Capítulo 17 - Onde está Deus?


Deborah, correu para dentro de casa assim que ouviu o grito da tia. Assim que entrou em casa e viu-a a segurar a barriga e a arrastar-se para o sofá, temeu o pior. Aconchegou-a no sofá e assustada perguntou o que podia fazer.
- Apanha o telemóvel que está na minha bolsa. – Disse apontando com dificuldade para o local onde tinha a mala.
Deborah despejou o conteúdo da mala e entregou o telefone à tia.
- Pedro... O teu filho... As águas rebentaram.
- Já? Tão cedo? Como pode?
- Não sei... Corre. Vai ter comigo ao hospital, por favor.
- Estou a voar, minha princesa.
- Vem devagar, amor.
- Vou com cuidado, mas devagar não vou.
Neuza, de seguida, ligou para a ambulância e para a sua mãe.
- Deborah, minha querida, achas que consegues ficar com as meninas e o Afonso, enquanto a avó não chega?
- A avó? A mãe do meu pai?
- Sim... A tua avó... Ela vem ficar com os meninos, mas não posso esperar, como vês.
Posso contar contigo para olhares por eles, meu anjo?
- Sim, tia, claro. Claro que pode.
- Ainda bem que cá estavas, meu anjo. Deus sabe o que faz.
- Eu... Vim porque não sabia mais para onde ir...
- Aqui estás segura. A ambulância está a chegar, vão ser uns dias atribulados. Só te peço para não ires embora até eu regressar, ok? E se fores... Se fores depois liga-me. Estou preocupada contigo, meu anjo.
- A tia tem muito mais coisas com que se preocupar do que comigo. Eu não mereço, nem que fale comigo. Não respondo às suas cartas.
- Meu anjo, e se não fossem as minhas cartas, tinhas corrido para mim?
- Não... – Deborah baixou os olhos em reconhecimento.
- Então sabes que podes sempre contar comigo.
-  Obrigada, tia...
Deborah, com as primas agarradas às suas calças, observou a tia a ser levada na ambulância. Afonso, tremia os lábios resultado da força que fazia para não chorar.
Sentaram-se todos no quarto das gémeas a fingir que estavam a beber chá. Afonso, juntou-se à brincadeira, pois não queria ficar sozinho. Deborah, ao olhar para os primos apercebeu-se de quanto tinha perdido por nunca ter feito contacto com a tia. Durante muito tempo não se tinha sentido como uma menina normal. Ali, a beber chá de faz-de-conta, Deborah regressou à infância que perdeu desde os seis anos.

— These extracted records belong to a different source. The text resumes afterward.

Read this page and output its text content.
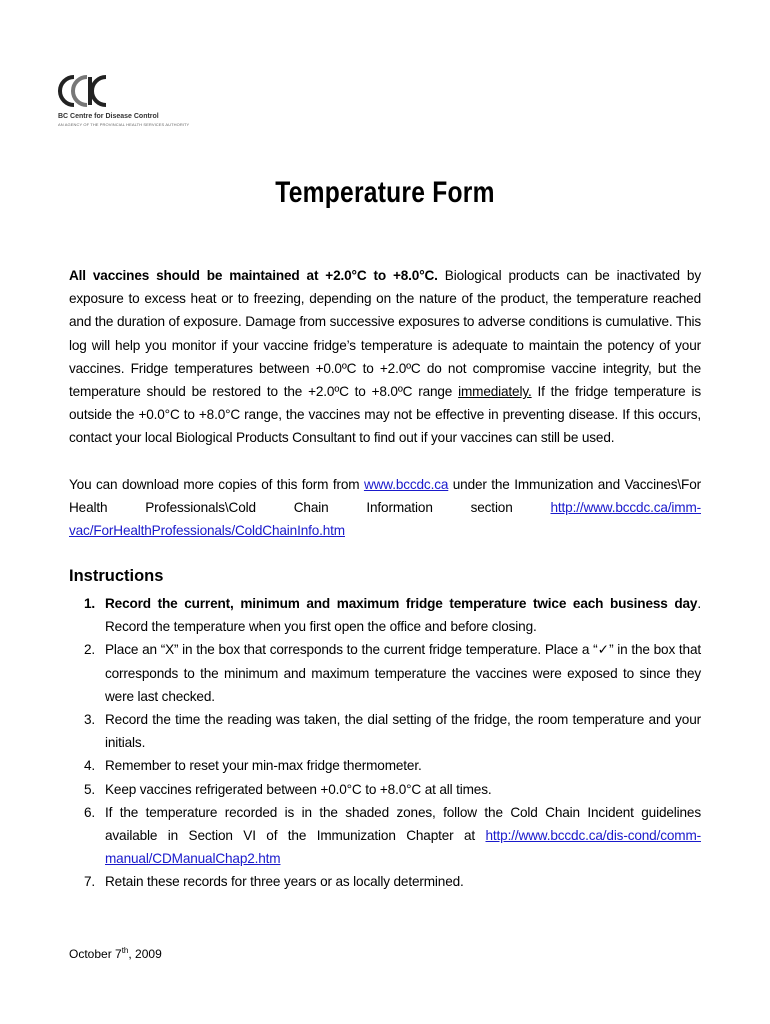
BC Centre for Disease Control
AN AGENCY OF THE PROVINCIAL HEALTH SERVICES AUTHORITY
Temperature Form
All vaccines should be maintained at +2.0°C to +8.0°C. Biological products can be inactivated by exposure to excess heat or to freezing, depending on the nature of the product, the temperature reached and the duration of exposure. Damage from successive exposures to adverse conditions is cumulative. This log will help you monitor if your vaccine fridge’s temperature is adequate to maintain the potency of your vaccines. Fridge temperatures between +0.0ºC to +2.0ºC do not compromise vaccine integrity, but the temperature should be restored to the +2.0ºC to +8.0ºC range immediately. If the fridge temperature is outside the +0.0°C to +8.0°C range, the vaccines may not be effective in preventing disease. If this occurs, contact your local Biological Products Consultant to find out if your vaccines can still be used.
You can download more copies of this form from www.bccdc.ca under the Immunization and Vaccines\For Health Professionals\Cold Chain Information section http://www.bccdc.ca/imm-vac/ForHealthProfessionals/ColdChainInfo.htm
Instructions
1. Record the current, minimum and maximum fridge temperature twice each business day. Record the temperature when you first open the office and before closing.
2. Place an “X” in the box that corresponds to the current fridge temperature. Place a “✓” in the box that corresponds to the minimum and maximum temperature the vaccines were exposed to since they were last checked.
3. Record the time the reading was taken, the dial setting of the fridge, the room temperature and your initials.
4. Remember to reset your min-max fridge thermometer.
5. Keep vaccines refrigerated between +0.0°C to +8.0°C at all times.
6. If the temperature recorded is in the shaded zones, follow the Cold Chain Incident guidelines available in Section VI of the Immunization Chapter at http://www.bccdc.ca/dis-cond/comm-manual/CDManualChap2.htm
7. Retain these records for three years or as locally determined.
October 7th, 2009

As brincadeiras com o pai, ou seja com o Diogo, a incerteza de que seria correto, a dificuldade em guardar segredo à mãe... No inicio, pensou que seria normal, mas com o passar do tempo e as mentiras, e as viagens forçadas da mãe que Diogo inventava... Se fosse normal porquê a necessidade de esconder? Se fosse normal porque não demonstrar amor à frente de todos? Se fosse normal porque é que Diogo ficava dias sem olhar para ela nos olhos? Chegou a sentir-se ingrata. Chegou a pensar que não tinha demonstrado que amava o pai... Chegou a pensar que as ausências depois dos episódios eram culpa sua. E ali, com aquelas crianças, a ver a sua inocência percebeu que lhe foi roubada uma parte da sua alma, da sua alegria.
Como  é que ela, aos 12 anos, seria capaz de ter um filho? Um filho com o marido da própria mãe? Um filho com o homem a quem considerou pai? Como é que uma criança pode ter outra criança? Lembrou-se dos gritos da tia... Como seria possível que ela tivesse que passar por isso?
Não era justo! Deborah sempre quis ser boa menina. Tudo o que sempre fez foi para agradar a mãe e o suposto pai. Tudo o que sempre fez foi ser uma boa filha. Não era justo! Queria a infância que lhe foi roubada de volta. Sentiu o estômago a dar voltas e correu para a casa de banho. Estava farta disto. Não era justo! Onde estava Deus? A mãe e a avó sempre disseram que Deus protegia as boas meninas. Onde estava ele? Como permitiu que tal coisa acontecesse?